In today’s world of omnipresent social media that forces our eyeballs to see photos, videos, good news stories, and humble brags minute-by-minute, I suppose that this serves as the online frame, the stage, the metaphorical “picture window” for us to peer into others’ perfect lives. Well, at least what is carefully curated, then chosen as worthy to share with the rest of us. I’m just as guilty of this, hell, I’ve created an entire career based on social networking.
It’s easy to believe that what we see is what we get online. Hooray for my kids! My husband! My wife! My family! My newborn! My career! My pets! My new gi-normous home! My brand new expensive car! My world tour vacation! My case I won! My book! My article! My fashion shoot! My new hair style! My anniversary! My birthday! My party with the Bidens! My party with POTUS! My FedEx Field suite with professional athletes and CEO’s! My reality show! My hit on TV! My jumping out of a plane! My flying a plane! My selfie with every celebrity ever! My #ThrowbackThursday! My party I was invited to but you weren’t! My everything I did but you didn’t! My perfect world!

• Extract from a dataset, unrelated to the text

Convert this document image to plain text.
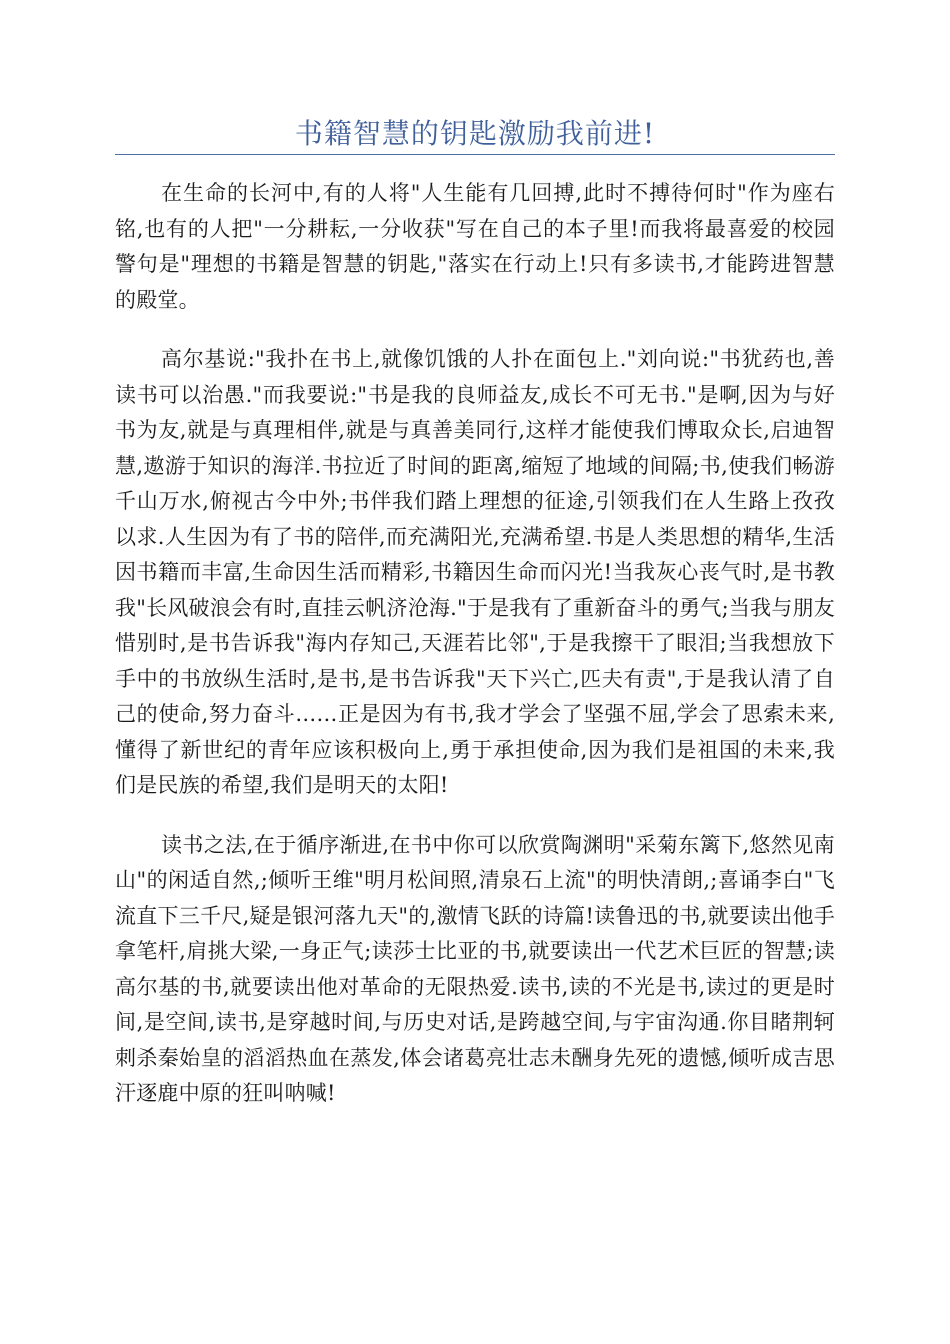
书籍智慧的钥匙激励我前进!

在生命的长河中,有的人将"人生能有几回搏,此时不搏待何时"作为座右铭,也有的人把"一分耕耘,一分收获"写在自己的本子里!而我将最喜爱的校园警句是"理想的书籍是智慧的钥匙,"落实在行动上!只有多读书,才能跨进智慧的殿堂。

高尔基说:"我扑在书上,就像饥饿的人扑在面包上."刘向说:"书犹药也,善读书可以治愚."而我要说:"书是我的良师益友,成长不可无书."是啊,因为与好书为友,就是与真理相伴,就是与真善美同行,这样才能使我们博取众长,启迪智慧,遨游于知识的海洋.书拉近了时间的距离,缩短了地域的间隔;书,使我们畅游千山万水,俯视古今中外;书伴我们踏上理想的征途,引领我们在人生路上孜孜以求.人生因为有了书的陪伴,而充满阳光,充满希望.书是人类思想的精华,生活因书籍而丰富,生命因生活而精彩,书籍因生命而闪光!当我灰心丧气时,是书教我"长风破浪会有时,直挂云帆济沧海."于是我有了重新奋斗的勇气;当我与朋友惜别时,是书告诉我"海内存知己,天涯若比邻",于是我擦干了眼泪;当我想放下手中的书放纵生活时,是书,是书告诉我"天下兴亡,匹夫有责",于是我认清了自己的使命,努力奋斗……正是因为有书,我才学会了坚强不屈,学会了思索未来,懂得了新世纪的青年应该积极向上,勇于承担使命,因为我们是祖国的未来,我们是民族的希望,我们是明天的太阳!

读书之法,在于循序渐进,在书中你可以欣赏陶渊明"采菊东篱下,悠然见南山"的闲适自然,;倾听王维"明月松间照,清泉石上流"的明快清朗,;喜诵李白"飞流直下三千尺,疑是银河落九天"的,激情飞跃的诗篇!读鲁迅的书,就要读出他手拿笔杆,肩挑大梁,一身正气;读莎士比亚的书,就要读出一代艺术巨匠的智慧;读高尔基的书,就要读出他对革命的无限热爱.读书,读的不光是书,读过的更是时间,是空间,读书,是穿越时间,与历史对话,是跨越空间,与宇宙沟通.你目睹荆轲刺杀秦始皇的滔滔热血在蒸发,体会诸葛亮壮志未酬身先死的遗憾,倾听成吉思汗逐鹿中原的狂叫呐喊!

So why then, are we so completely shocked when we learn of a devastating divorce, a tragic suicide, or a life that is exactly the opposite of what we hold to be true on Facebook, Instagram, Vine, Twitter, Tumblr, or blogs? Because, it’s not all real life. It’s a piece of the real life pie. Just a slice. Just a taste. A carefully cut and placed on the plate piece of pie that is allowed to be shared.
This post is merely a thoughtful reminder to make time, face-to-face or even on the phone, with friends and family this holiday season, many of whom you see as blasting their “perfect and fabulous” good life all over social media, distributing their picture window scene as unblemished, one that is meant to make us green with envy, perhaps even sad about our own flawed, stressful, inferior life. Because what you see is not always what’s going on with that person, in fact often it’s quite the opposite. Don’t think that for one moment, their lives are simply “perfect.” As Christmas and New Year’s draw near, many people become extremely depressed on top of being stressed. This is when the social media “plethora of in-your-face perfect lives” may take its toll. I hope that you will reach out to those who might be having a difficult time because of losing a loved one, who might be out of a job, going through a huge personal or professional challenge, or is just a human with everyday problems. Asking questions, listening, sharing stories of you own hardship, just plain taking a moment of your own life to spend with someone who needs you (and who might not have even asked) could mean the world to him or her.
Because real life, my friends, is freaking hard. And we only have each other in real life, to count on.